England’s 14 Green Belts cover more than a tenth (12.4%) of land in the country and, according to our research, provide a breath of fresh air for 30 million people. The ever-increasing pressure for more roads, housing and airport expansions means that it is vital to protect the and invest in Green Belts that we have.
Where are England’s Green Belts?
What is Green Belt for?
There are many misconceptions about the Green Belt and its purpose, as outlined in our Green Belt Myths page. Development on Green Belt land is supposed to be tightly controlled so that it can fulfil its main purpose: to serve as a buffer between towns, and between town and countryside. This gives the incentive to regenerate damaged and derelict land within the urban areas surrounded by Green Belt.
At the same time, Green Belts bring social, environmental and economic benefits, while giving people a chance to tap into natural capital on their doorsteps.
Why is Green Belt important?
The Green Belts are a cherished asset, as we have shown through the Our Green Belt campaign, and they’re also extremely valuable for food production, flood prevention, climate change mitigation and much more.
International comparisons suggest that without the strong protection Green Belt designation offers against most forms of development, the countryside around our largest towns and cities would long since have been lost. For example, the city of Los Angeles sprawls more than 50 miles eastwards from its centre.
But the Green Belt has never before faced such serious threat as large sections of land disappear under new developments.
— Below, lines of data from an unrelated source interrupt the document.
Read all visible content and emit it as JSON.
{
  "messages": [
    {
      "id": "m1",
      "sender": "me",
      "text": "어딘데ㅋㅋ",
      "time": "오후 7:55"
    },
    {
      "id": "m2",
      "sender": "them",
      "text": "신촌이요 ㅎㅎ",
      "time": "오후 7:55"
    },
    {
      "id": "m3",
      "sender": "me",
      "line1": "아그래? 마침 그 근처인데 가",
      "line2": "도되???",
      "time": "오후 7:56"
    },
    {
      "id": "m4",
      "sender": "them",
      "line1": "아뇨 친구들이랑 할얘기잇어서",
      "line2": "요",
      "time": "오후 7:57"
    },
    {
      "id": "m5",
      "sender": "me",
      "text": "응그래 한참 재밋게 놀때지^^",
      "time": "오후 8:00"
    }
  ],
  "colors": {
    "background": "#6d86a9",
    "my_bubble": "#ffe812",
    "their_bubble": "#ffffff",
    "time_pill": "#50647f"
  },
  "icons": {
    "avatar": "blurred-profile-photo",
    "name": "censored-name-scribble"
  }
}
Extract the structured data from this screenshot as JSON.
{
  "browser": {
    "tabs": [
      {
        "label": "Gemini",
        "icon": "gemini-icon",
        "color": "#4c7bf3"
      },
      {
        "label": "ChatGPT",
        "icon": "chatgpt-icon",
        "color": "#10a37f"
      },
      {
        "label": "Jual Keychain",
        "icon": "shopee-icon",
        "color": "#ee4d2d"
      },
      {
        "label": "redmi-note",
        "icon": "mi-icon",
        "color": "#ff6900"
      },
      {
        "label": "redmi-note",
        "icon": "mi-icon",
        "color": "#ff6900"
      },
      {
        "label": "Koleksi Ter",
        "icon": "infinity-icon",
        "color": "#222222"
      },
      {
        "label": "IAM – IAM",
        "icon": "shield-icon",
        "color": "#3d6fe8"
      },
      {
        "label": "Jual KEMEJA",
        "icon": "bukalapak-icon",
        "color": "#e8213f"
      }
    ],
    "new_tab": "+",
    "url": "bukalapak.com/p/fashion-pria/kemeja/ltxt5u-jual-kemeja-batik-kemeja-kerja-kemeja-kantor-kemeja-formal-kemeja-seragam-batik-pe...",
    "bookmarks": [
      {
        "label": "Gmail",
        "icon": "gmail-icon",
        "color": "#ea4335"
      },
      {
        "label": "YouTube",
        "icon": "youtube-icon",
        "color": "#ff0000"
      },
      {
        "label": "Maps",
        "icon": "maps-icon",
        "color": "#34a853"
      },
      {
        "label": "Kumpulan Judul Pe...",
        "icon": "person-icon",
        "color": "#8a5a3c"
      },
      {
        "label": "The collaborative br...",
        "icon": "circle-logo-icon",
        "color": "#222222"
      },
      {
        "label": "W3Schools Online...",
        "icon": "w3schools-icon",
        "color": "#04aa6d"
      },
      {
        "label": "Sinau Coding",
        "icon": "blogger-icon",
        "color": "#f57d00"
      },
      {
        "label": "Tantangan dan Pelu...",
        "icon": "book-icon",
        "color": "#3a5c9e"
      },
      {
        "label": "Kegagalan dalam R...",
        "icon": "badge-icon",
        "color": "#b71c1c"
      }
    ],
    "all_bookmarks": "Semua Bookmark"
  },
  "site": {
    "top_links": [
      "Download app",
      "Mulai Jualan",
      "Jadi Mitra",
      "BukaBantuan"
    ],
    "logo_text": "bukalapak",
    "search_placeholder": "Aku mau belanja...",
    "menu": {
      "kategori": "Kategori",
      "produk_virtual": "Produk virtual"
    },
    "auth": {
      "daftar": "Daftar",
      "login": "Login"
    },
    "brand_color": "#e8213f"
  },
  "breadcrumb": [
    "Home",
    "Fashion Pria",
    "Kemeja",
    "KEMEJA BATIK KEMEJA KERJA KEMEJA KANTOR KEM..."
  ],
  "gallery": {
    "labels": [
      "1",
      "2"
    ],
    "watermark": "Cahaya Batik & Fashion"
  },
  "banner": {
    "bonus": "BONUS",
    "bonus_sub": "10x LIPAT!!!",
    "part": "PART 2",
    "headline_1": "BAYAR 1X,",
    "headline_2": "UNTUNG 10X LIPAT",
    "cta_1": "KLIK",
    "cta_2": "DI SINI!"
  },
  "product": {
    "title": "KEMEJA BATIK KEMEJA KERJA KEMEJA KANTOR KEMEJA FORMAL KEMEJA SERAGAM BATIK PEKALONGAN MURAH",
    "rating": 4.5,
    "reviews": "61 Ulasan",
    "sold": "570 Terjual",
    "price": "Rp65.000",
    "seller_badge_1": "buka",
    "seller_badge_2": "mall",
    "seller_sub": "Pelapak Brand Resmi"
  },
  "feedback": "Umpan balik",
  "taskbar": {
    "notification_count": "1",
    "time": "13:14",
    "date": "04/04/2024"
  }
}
CPRE believes this trend must be curtailed.
What’s CPRE’s position?
We’ve already shown that the Green Belt is beloved by communities through the Our Green Belt campaign. But it’s also practical. As outlined in our 2015 Green Belt Under Siege report, CPRE believes the Government should initiate a national land use strategy that includes better protection and management of the Green Belts.
What are some of the challenges?
Green Belts cover more than 6,000 square miles (15,500 square kilometres) of land, around our largest, most historic towns and cities. That land is supposed to be permanently protected – “unless there are exceptional circumstances” – through strict regulation but building on the Green Belt does still go ahead and there are constant threats all over the country, including in London, Kent, Liverpool and Oxfordshire.
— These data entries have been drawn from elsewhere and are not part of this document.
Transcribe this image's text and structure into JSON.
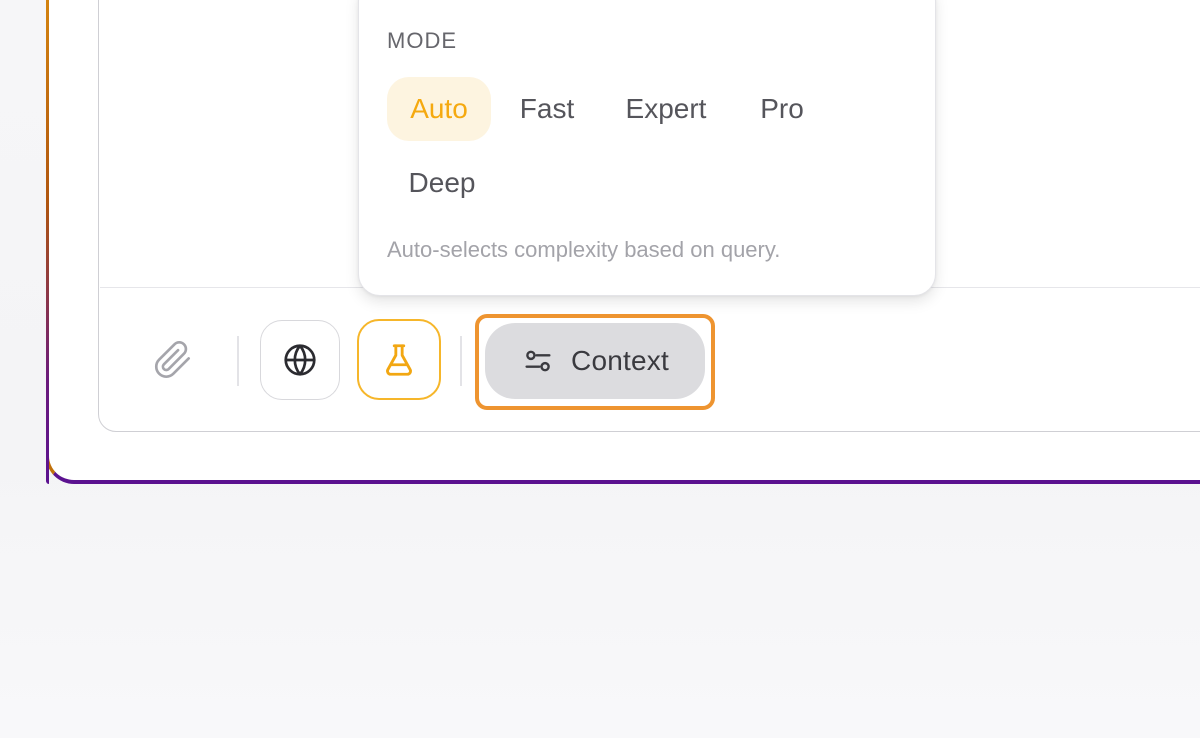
{
  "mode_popover": {
    "heading": "MODE",
    "options": [
      {
        "label": "Auto",
        "selected": true
      },
      {
        "label": "Fast",
        "selected": false
      },
      {
        "label": "Expert",
        "selected": false
      },
      {
        "label": "Pro",
        "selected": false
      },
      {
        "label": "Deep",
        "selected": false
      }
    ],
    "description": "Auto-selects complexity based on query."
  },
  "toolbar": {
    "attach_icon": "paperclip-icon",
    "web_icon": "globe-icon",
    "lab_icon": "flask-icon",
    "context_icon": "sliders-icon",
    "context_label": "Context"
  },
  "colors": {
    "accent": "#f5a90f",
    "selected_bg": "#fdf4e0",
    "highlight": "#ee9430",
    "frame_top": "#d98a10",
    "frame_bottom": "#5b1290"
  }
}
Feeling the pressure of unrealistic housing targets from the government, many local authorities resort to releasing Green Belt land for development.
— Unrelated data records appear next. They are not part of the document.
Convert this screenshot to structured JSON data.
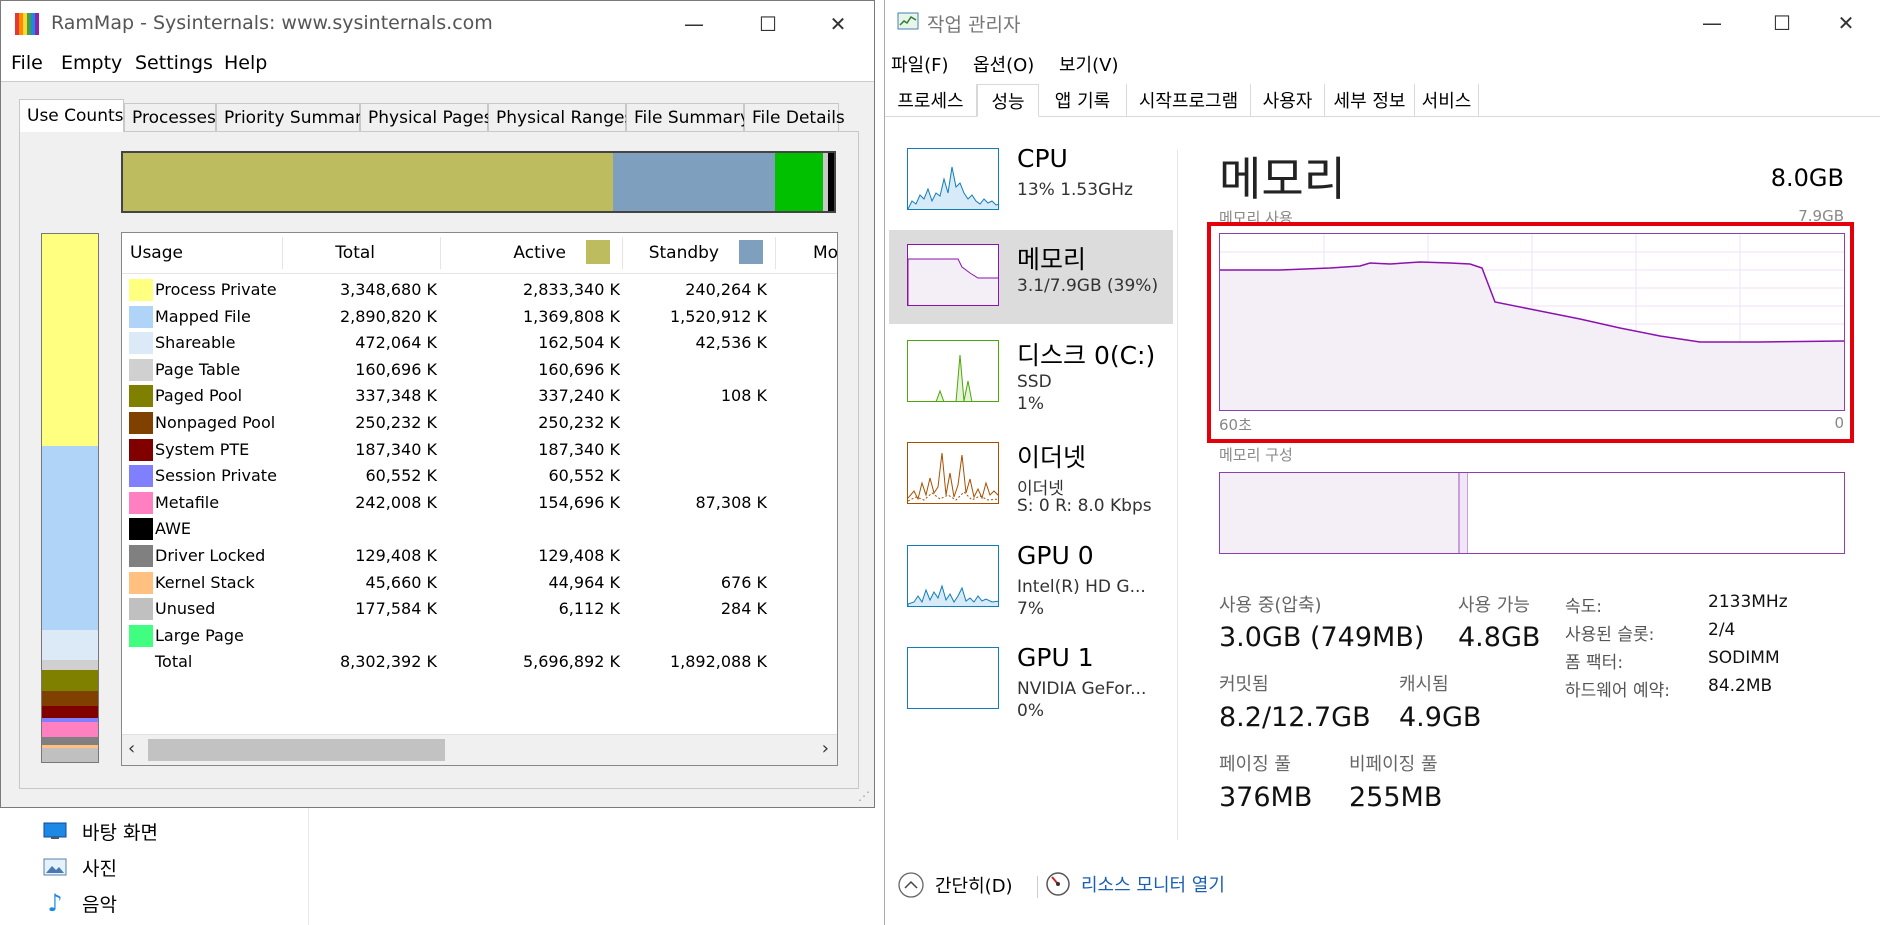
{
  "explorer": {
    "items": [
      {
        "label": "바탕 화면",
        "icon": "desktop-icon"
      },
      {
        "label": "사진",
        "icon": "pictures-icon"
      },
      {
        "label": "음악",
        "icon": "music-icon"
      }
    ]
  },
  "rammap": {
    "title": "RamMap - Sysinternals: www.sysinternals.com",
    "menu": [
      "File",
      "Empty",
      "Settings",
      "Help"
    ],
    "tabs": [
      "Use Counts",
      "Processes",
      "Priority Summary",
      "Physical Pages",
      "Physical Ranges",
      "File Summary",
      "File Details"
    ],
    "active_tab": "Use Counts",
    "columns": {
      "usage": "Usage",
      "total": "Total",
      "active": "Active",
      "standby": "Standby",
      "modified": "Mo"
    },
    "rows": [
      {
        "label": "Process Private",
        "color": "#ffff80",
        "total": "3,348,680 K",
        "active": "2,833,340 K",
        "standby": "240,264 K"
      },
      {
        "label": "Mapped File",
        "color": "#b0d4f8",
        "total": "2,890,820 K",
        "active": "1,369,808 K",
        "standby": "1,520,912 K"
      },
      {
        "label": "Shareable",
        "color": "#dceaf8",
        "total": "472,064 K",
        "active": "162,504 K",
        "standby": "42,536 K"
      },
      {
        "label": "Page Table",
        "color": "#d0d0d0",
        "total": "160,696 K",
        "active": "160,696 K",
        "standby": ""
      },
      {
        "label": "Paged Pool",
        "color": "#808000",
        "total": "337,348 K",
        "active": "337,240 K",
        "standby": "108 K"
      },
      {
        "label": "Nonpaged Pool",
        "color": "#804000",
        "total": "250,232 K",
        "active": "250,232 K",
        "standby": ""
      },
      {
        "label": "System PTE",
        "color": "#800000",
        "total": "187,340 K",
        "active": "187,340 K",
        "standby": ""
      },
      {
        "label": "Session Private",
        "color": "#8080ff",
        "total": "60,552 K",
        "active": "60,552 K",
        "standby": ""
      },
      {
        "label": "Metafile",
        "color": "#ff80c0",
        "total": "242,008 K",
        "active": "154,696 K",
        "standby": "87,308 K"
      },
      {
        "label": "AWE",
        "color": "#000000",
        "total": "",
        "active": "",
        "standby": ""
      },
      {
        "label": "Driver Locked",
        "color": "#808080",
        "total": "129,408 K",
        "active": "129,408 K",
        "standby": ""
      },
      {
        "label": "Kernel Stack",
        "color": "#ffc080",
        "total": "45,660 K",
        "active": "44,964 K",
        "standby": "676 K"
      },
      {
        "label": "Unused",
        "color": "#c0c0c0",
        "total": "177,584 K",
        "active": "6,112 K",
        "standby": "284 K"
      },
      {
        "label": "Large Page",
        "color": "#40ff80",
        "total": "",
        "active": "",
        "standby": ""
      },
      {
        "label": "Total",
        "color": "",
        "total": "8,302,392 K",
        "active": "5,696,892 K",
        "standby": "1,892,088 K"
      }
    ],
    "colors": {
      "active": "#bdbd60",
      "standby": "#7f9fbf",
      "modified": "#00c000"
    }
  },
  "taskmgr": {
    "title": "작업 관리자",
    "menu": [
      "파일(F)",
      "옵션(O)",
      "보기(V)"
    ],
    "tabs": [
      "프로세스",
      "성능",
      "앱 기록",
      "시작프로그램",
      "사용자",
      "세부 정보",
      "서비스"
    ],
    "active_tab": "성능",
    "sidebar": [
      {
        "name": "CPU",
        "sub1": "13% 1.53GHz",
        "sub2": "",
        "color": "#117dbb"
      },
      {
        "name": "메모리",
        "sub1": "3.1/7.9GB (39%)",
        "sub2": "",
        "color": "#8b12ae"
      },
      {
        "name": "디스크 0(C:)",
        "sub1": "SSD",
        "sub2": "1%",
        "color": "#4da60c"
      },
      {
        "name": "이더넷",
        "sub1": "이더넷",
        "sub2": "S: 0 R: 8.0 Kbps",
        "color": "#a74f01"
      },
      {
        "name": "GPU 0",
        "sub1": "Intel(R) HD G...",
        "sub2": "7%",
        "color": "#117dbb"
      },
      {
        "name": "GPU 1",
        "sub1": "NVIDIA GeFor...",
        "sub2": "0%",
        "color": "#117dbb"
      }
    ],
    "memory": {
      "title": "메모리",
      "total": "8.0GB",
      "usage_label": "메모리 사용",
      "usage_max": "7.9GB",
      "axis_left": "60초",
      "axis_right": "0",
      "composition_label": "메모리 구성",
      "stats": {
        "in_use_label": "사용 중(압축)",
        "in_use": "3.0GB (749MB)",
        "available_label": "사용 가능",
        "available": "4.8GB",
        "committed_label": "커밋됨",
        "committed": "8.2/12.7GB",
        "cached_label": "캐시됨",
        "cached": "4.9GB",
        "paged_label": "페이징 풀",
        "paged": "376MB",
        "nonpaged_label": "비페이징 풀",
        "nonpaged": "255MB"
      },
      "specs": [
        {
          "label": "속도:",
          "value": "2133MHz"
        },
        {
          "label": "사용된 슬롯:",
          "value": "2/4"
        },
        {
          "label": "폼 팩터:",
          "value": "SODIMM"
        },
        {
          "label": "하드웨어 예약:",
          "value": "84.2MB"
        }
      ]
    },
    "footer": {
      "less_details": "간단히(D)",
      "open_monitor": "리소스 모니터 열기"
    }
  }
}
There is a worrying trend of increased proposals for housebuilding on the Green Belt, rising from 81,000 proposed houses in 2012 to 275,000 in 2016 to 360,000 in 2017. Planning inspectors continue to sign off significant releases of Green Belt for development around major cities despite there being ample brownfield land available: from the totals given above, proposals for 86,000 houses in the Green Belt have been signed off since 2012.